На лице Ваана заиграли желваки. Глаза вспыхнули гневом.
— Вы не пленные, вы преступники. И не протягивайте руки, как попрошайки! Не ждите милостыни! Мы вас не будем мучить, но наша рука не дрогнет, если вы заденете честь советского человека и будете оскорблять нашу нацию.
Ваан не знал, как быть. Виновным признать Минаса он не мог, хотя и была за ним вина.
— Ты не имел права на самосуд, Минас…
— Товарищ лейтенант, ну как было не убить эту гадину?! Даю голову на отсечение, я только раз ударил его, клянусь матерью! Рухнул, как трухлявое дерево. Разве я знал?
В подвал ввалились ашнакец Аро и аштаракец Корюн. Заспанные, одурманенные водкой, с невидящими глазами, они чуть не налетели на стоявшего у двери командира.
Как устроен мир? — не узнал никто,Как ее любил!.. — не узнал никто…
Водочный перегар смешался со спертым воздухом подвала. Ваан был потрясен.
— Минас-джан, — ребята так и не заметили командира, — не вечно жить нам на свете, и твой черед придет, пошли!

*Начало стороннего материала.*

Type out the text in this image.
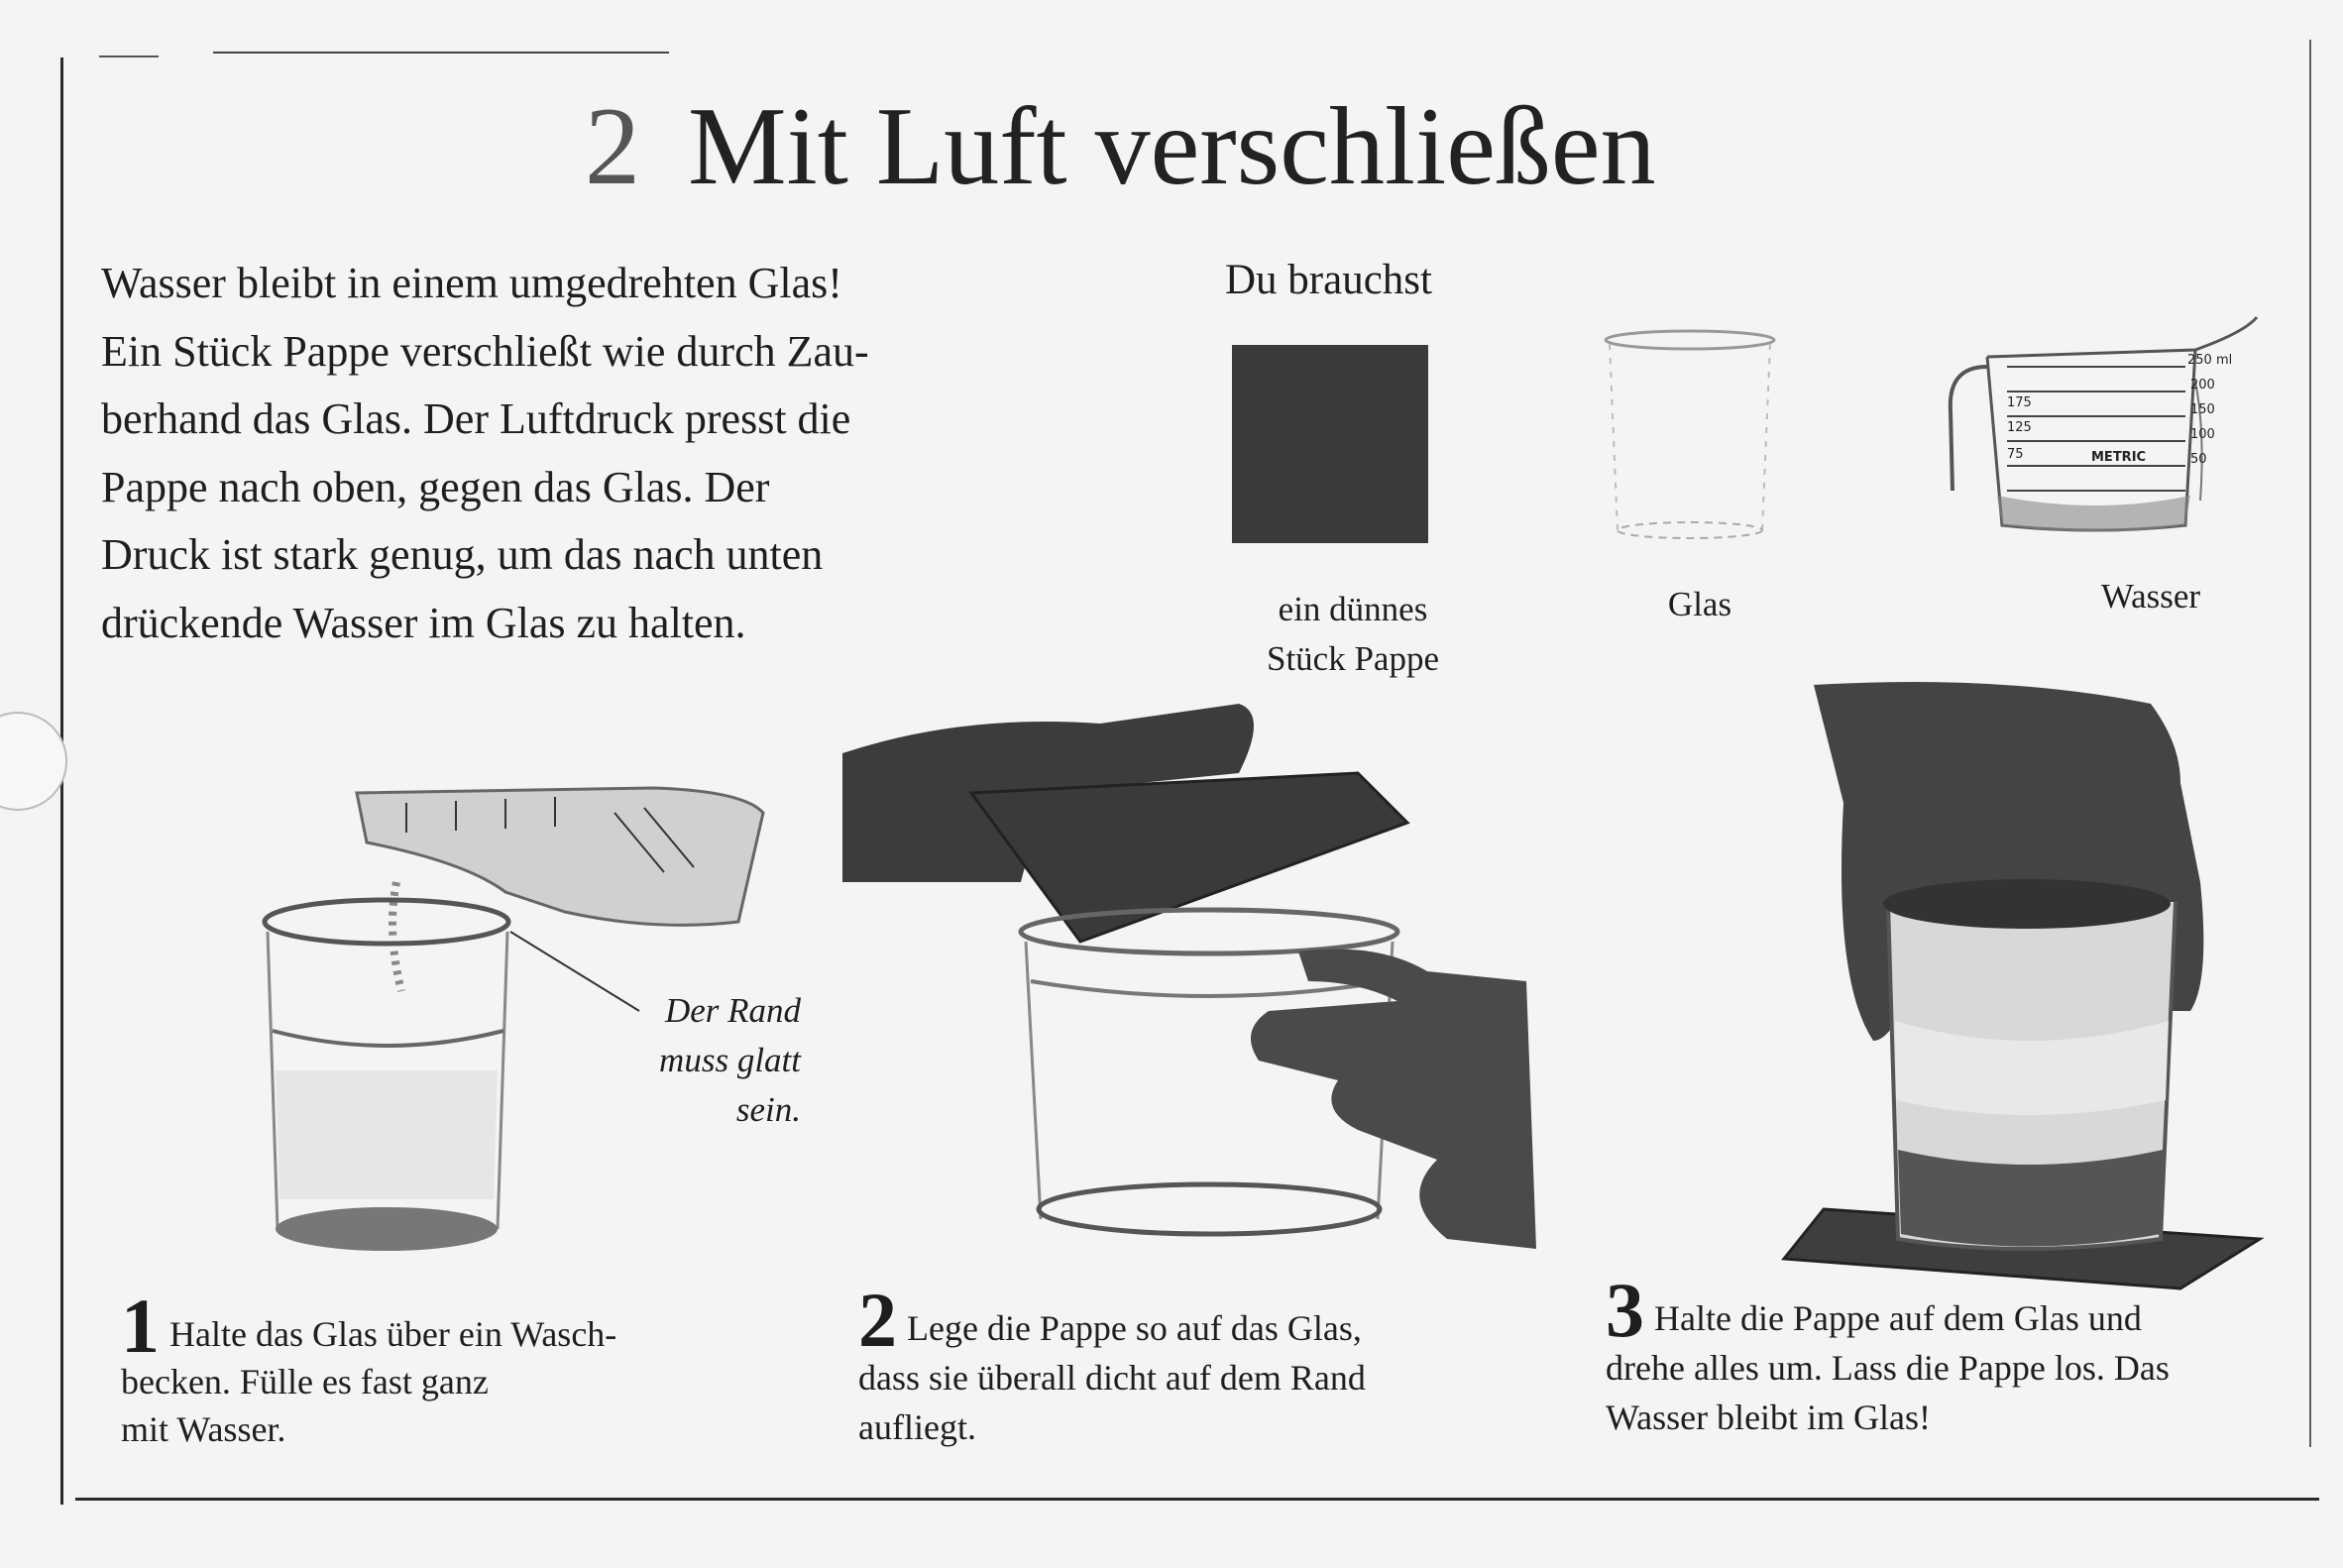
2 Mit Luft verschließen
Wasser bleibt in einem umgedrehten Glas!
Ein Stück Pappe verschließt wie durch Zau-
berhand das Glas. Der Luftdruck presst die
Pappe nach oben, gegen das Glas. Der
Druck ist stark genug, um das nach unten
drückende Wasser im Glas zu halten.
Du brauchst
250 ml
200
175	150
125	100
75	METRIC	50
ein dünnes
Stück Pappe
Glas	Wasser
Der Rand
muss glatt
sein.
1 Halte das Glas über ein Wasch-
becken. Fülle es fast ganz
mit Wasser.
2 Lege die Pappe so auf das Glas,
dass sie überall dicht auf dem Rand
aufliegt.
3 Halte die Pappe auf dem Glas und
drehe alles um. Lass die Pappe los. Das
Wasser bleibt im Glas!
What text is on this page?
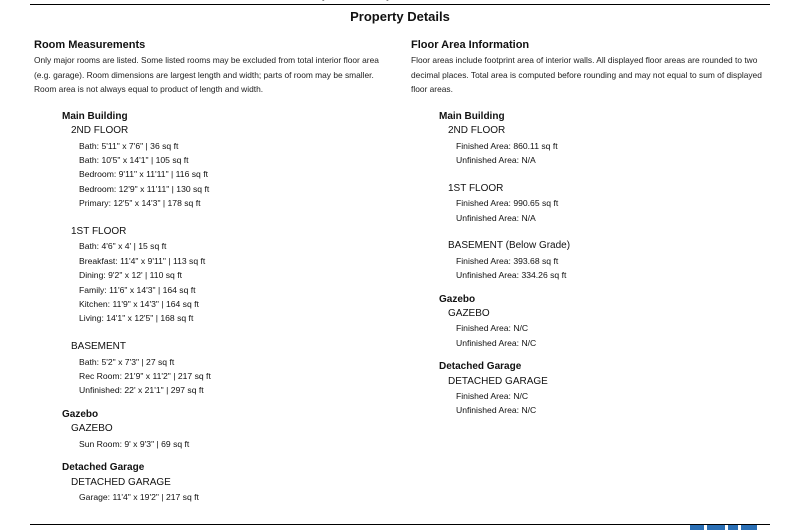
Property Details

Room Measurements

Only major rooms are listed. Some listed rooms may be excluded from total interior floor area (e.g. garage). Room dimensions are largest length and width; parts of room may be smaller. Room area is not always equal to product of length and width.

Main Building
2ND FLOOR
Bath: 5'11" x 7'6" | 36 sq ft
Bath: 10'5" x 14'1" | 105 sq ft
Bedroom: 9'11" x 11'11" | 116 sq ft
Bedroom: 12'9" x 11'11" | 130 sq ft
Primary: 12'5" x 14'3" | 178 sq ft
1ST FLOOR
Bath: 4'6" x 4' | 15 sq ft
Breakfast: 11'4" x 9'11" | 113 sq ft
Dining: 9'2" x 12' | 110 sq ft
Family: 11'6" x 14'3" | 164 sq ft
Kitchen: 11'9" x 14'3" | 164 sq ft
Living: 14'1" x 12'5" | 168 sq ft
BASEMENT
Bath: 5'2" x 7'3" | 27 sq ft
Rec Room: 21'9" x 11'2" | 217 sq ft
Unfinished: 22' x 21'1" | 297 sq ft
Gazebo
GAZEBO
Sun Room: 9' x 9'3" | 69 sq ft
Detached Garage
DETACHED GARAGE
Garage: 11'4" x 19'2" | 217 sq ft

Floor Area Information

Floor areas include footprint area of interior walls. All displayed floor areas are rounded to two decimal places. Total area is computed before rounding and may not equal to sum of displayed floor areas.

Main Building
2ND FLOOR
Finished Area: 860.11 sq ft
Unfinished Area: N/A
1ST FLOOR
Finished Area: 990.65 sq ft
Unfinished Area: N/A
BASEMENT (Below Grade)
Finished Area: 393.68 sq ft
Unfinished Area: 334.26 sq ft
Gazebo
GAZEBO
Finished Area: N/C
Unfinished Area: N/C
Detached Garage
DETACHED GARAGE
Finished Area: N/C
Unfinished Area: N/C
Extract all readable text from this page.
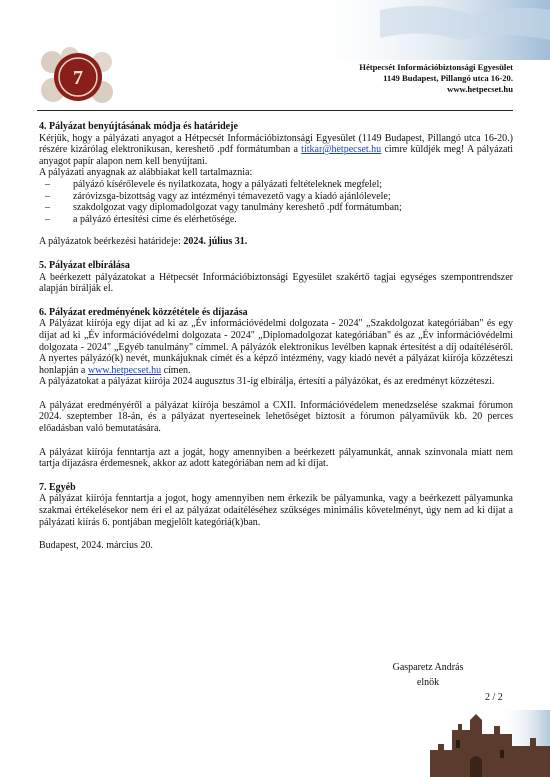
7	Hétpecsét Információbiztonsági Egyesület
1149 Budapest, Pillangó utca 16-20.
www.hetpecset.hu
4. Pályázat benyújtásának módja és határideje

Kérjük, hogy a pályázati anyagot a Hétpecsét Információbiztonsági Egyesület (1149 Budapest, Pillangó utca 16-20.) részére kizárólag elektronikusan, kereshető .pdf formátumban a titkar@hetpecset.hu cimre küldjék meg! A pályázati anyagot papír alapon nem kell benyújtani.

A pályázati anyagnak az alábbiakat kell tartalmaznia:

– pályázó kísérőlevele és nyilatkozata, hogy a pályázati feltételeknek megfelel;
– záróvizsga-bizottság vagy az intézményi témavezető vagy a kiadó ajánlólevele;
– szakdolgozat vagy diplomadolgozat vagy tanulmány kereshető .pdf formátumban;
– a pályázó értesítési címe és elérhetősége.

A pályázatok beérkezési határideje: 2024. július 31.

5. Pályázat elbírálása

A beérkezett pályázatokat a Hétpecsét Információbiztonsági Egyesület szakértő tagjai egységes szempontrendszer alapján bírálják el.

6. Pályázat eredményének közzététele és díjazása

A Pályázat kiírója egy díjat ad ki az „Év információvédelmi dolgozata - 2024" „Szakdolgozat kategóriában" és egy díjat ad ki „Év információvédelmi dolgozata - 2024" „Diplomadolgozat kategóriában" és az „Év információvédelmi dolgozata - 2024" „Egyéb tanulmány" címmel. A pályázók elektronikus levélben kapnak értesítést a díj odaítéléséről. A nyertes pályázó(k) nevét, munkájuknak címét és a képző intézmény, vagy kiadó nevét a pályázat kiírója közzéteszi honlapján a www.hetpecset.hu címen.

A pályázatokat a pályázat kiírója 2024 augusztus 31-ig elbírálja, értesíti a pályázókat, és az eredményt közzéteszi.

A pályázat eredményéről a pályázat kiírója beszámol a CXII. Információvédelem menedzselése szakmai fórumon 2024. szeptember 18-án, és a pályázat nyerteseinek lehetőséget biztosít a fórumon pályaművük kb. 20 perces előadásban való bemutatására.

A pályázat kiírója fenntartja azt a jogát, hogy amennyiben a beérkezett pályamunkát, annak színvonala miatt nem tartja díjazásra érdemesnek, akkor az adott kategóriában nem ad ki díjat.

7. Egyéb

A pályázat kiírója fenntartja a jogot, hogy amennyiben nem érkezik be pályamunka, vagy a beérkezett pályamunka szakmai értékelésekor nem éri el az pályázat odaítéléséhez szükséges minimális követelményt, úgy nem ad ki díjat a pályázati kiírás 6. pontjában megjelölt kategóriá(k)ban.

Budapest, 2024. március 20.

Gasparetz András
elnök
2 / 2
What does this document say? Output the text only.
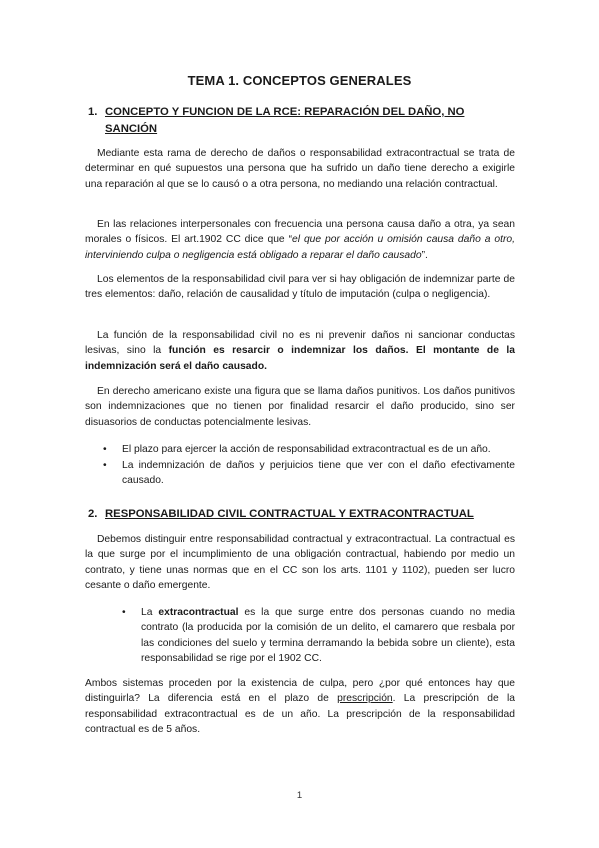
TEMA 1. CONCEPTOS GENERALES
1. CONCEPTO Y FUNCION DE LA RCE: REPARACIÓN DEL DAÑO, NO
SANCIÓN

Mediante esta rama de derecho de daños o responsabilidad extracontractual se trata de determinar en qué supuestos una persona que ha sufrido un daño tiene derecho a exigirle una reparación al que se lo causó o a otra persona, no mediando una relación contractual.

En las relaciones interpersonales con frecuencia una persona causa daño a otra, ya sean morales o físicos. El art.1902 CC dice que “el que por acción u omisión causa daño a otro, interviniendo culpa o negligencia está obligado a reparar el daño causado”.

Los elementos de la responsabilidad civil para ver si hay obligación de indemnizar parte de tres elementos: daño, relación de causalidad y título de imputación (culpa o negligencia).

La función de la responsabilidad civil no es ni prevenir daños ni sancionar conductas lesivas, sino la función es resarcir o indemnizar los daños. El montante de la indemnización será el daño causado.

En derecho americano existe una figura que se llama daños punitivos. Los daños punitivos son indemnizaciones que no tienen por finalidad resarcir el daño producido, sino ser disuasorios de conductas potencialmente lesivas.

• El plazo para ejercer la acción de responsabilidad extracontractual es de un año.
• La indemnización de daños y perjuicios tiene que ver con el daño efectivamente causado.
2. RESPONSABILIDAD CIVIL CONTRACTUAL Y EXTRACONTRACTUAL

Debemos distinguir entre responsabilidad contractual y extracontractual. La contractual es la que surge por el incumplimiento de una obligación contractual, habiendo por medio un contrato, y tiene unas normas que en el CC son los arts. 1101 y 1102), pueden ser lucro cesante o daño emergente.

• La extracontractual es la que surge entre dos personas cuando no media contrato (la producida por la comisión de un delito, el camarero que resbala por las condiciones del suelo y termina derramando la bebida sobre un cliente), esta responsabilidad se rige por el 1902 CC.

Ambos sistemas proceden por la existencia de culpa, pero ¿por qué entonces hay que distinguirla? La diferencia está en el plazo de prescripción. La prescripción de la responsabilidad extracontractual es de un año. La prescripción de la responsabilidad contractual es de 5 años.

1
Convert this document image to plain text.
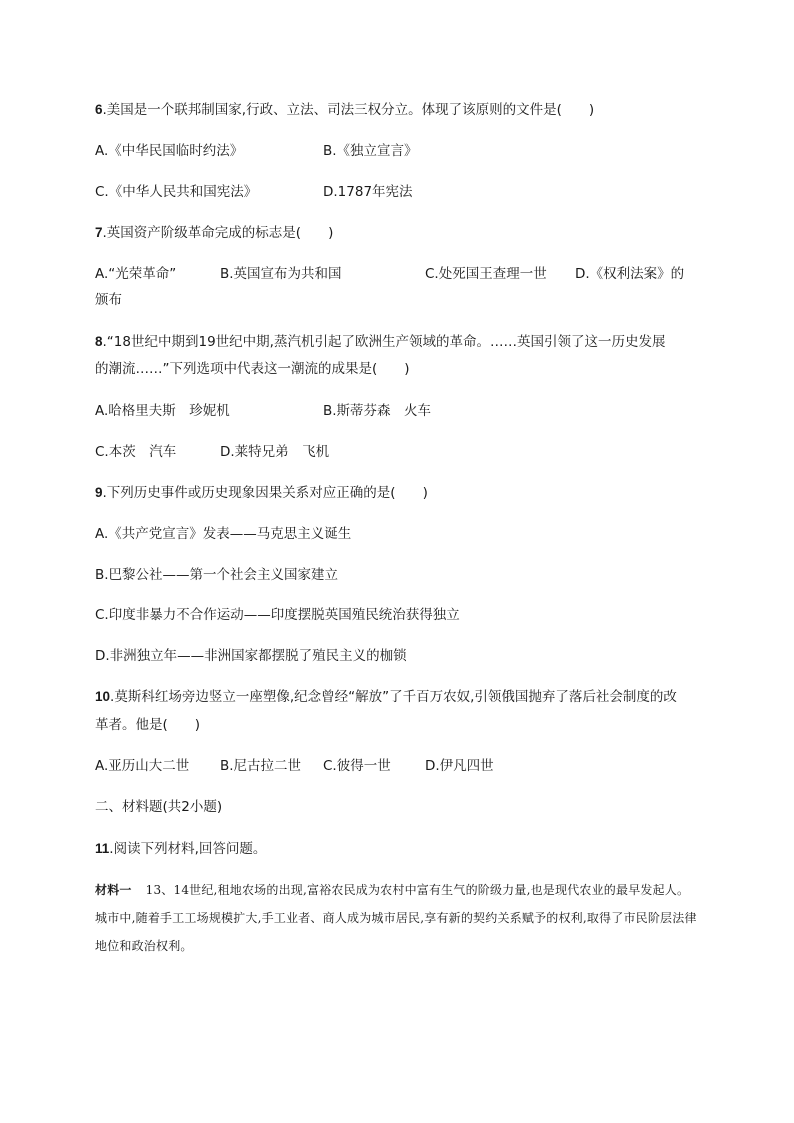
6.美国是一个联邦制国家,行政、立法、司法三权分立。体现了该原则的文件是(　　)
A.《中华民国临时约法》	B.《独立宣言》
C.《中华人民共和国宪法》	D.1787年宪法
7.英国资产阶级革命完成的标志是(　　)
A.“光荣革命”	B.英国宣布为共和国	C.处死国王查理一世 D.《权利法案》的
颁布
8.“18世纪中期到19世纪中期,蒸汽机引起了欧洲生产领域的革命。……英国引领了这一历史发展
的潮流……”下列选项中代表这一潮流的成果是(　　)
A.哈格里夫斯　珍妮机	B.斯蒂芬森　火车
C.本茨　汽车	D.莱特兄弟　飞机
9.下列历史事件或历史现象因果关系对应正确的是(　　)
A.《共产党宣言》发表——马克思主义诞生
B.巴黎公社——第一个社会主义国家建立
C.印度非暴力不合作运动——印度摆脱英国殖民统治获得独立
D.非洲独立年——非洲国家都摆脱了殖民主义的枷锁
10.莫斯科红场旁边竖立一座塑像,纪念曾经“解放”了千百万农奴,引领俄国抛弃了落后社会制度的改
革者。他是(　　)
A.亚历山大二世 B.尼古拉二世 C.彼得一世	D.伊凡四世
二、材料题(共2小题)
11.阅读下列材料,回答问题。
材料一 13、14世纪,租地农场的出现,富裕农民成为农村中富有生气的阶级力量,也是现代农业的最早发起人。城市中,随着手工工场规模扩大,手工业者、商人成为城市居民,享有新的契约关系赋予的权利,取得了市民阶层法律地位和政治权利。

— Вон, скоты! Где вы находитесь?! Кругом ааарш!..
Парни оцепенели.
— Простите!.. — качаясь, промычал Аро. — Лейтенант-джан… Умереть нам за тебя! Прости!..
— Вон!..
Новое нарушение дисциплины не на шутку встревожило Чобаняна. «Устали, намаялись. Марш и дальние броски вымотали. Не могут уже устоять перед водкой и свободой. Дурные предзнаменования!.. С этим надо покончить сейчас же. Раз и навсегда».
— Где взяли водку?
— Замок — место увеселений для немцев, — доложил командир взвода Серопян. — В комнатах верхнего этажа еды и выпивки — бери сколько хочешь…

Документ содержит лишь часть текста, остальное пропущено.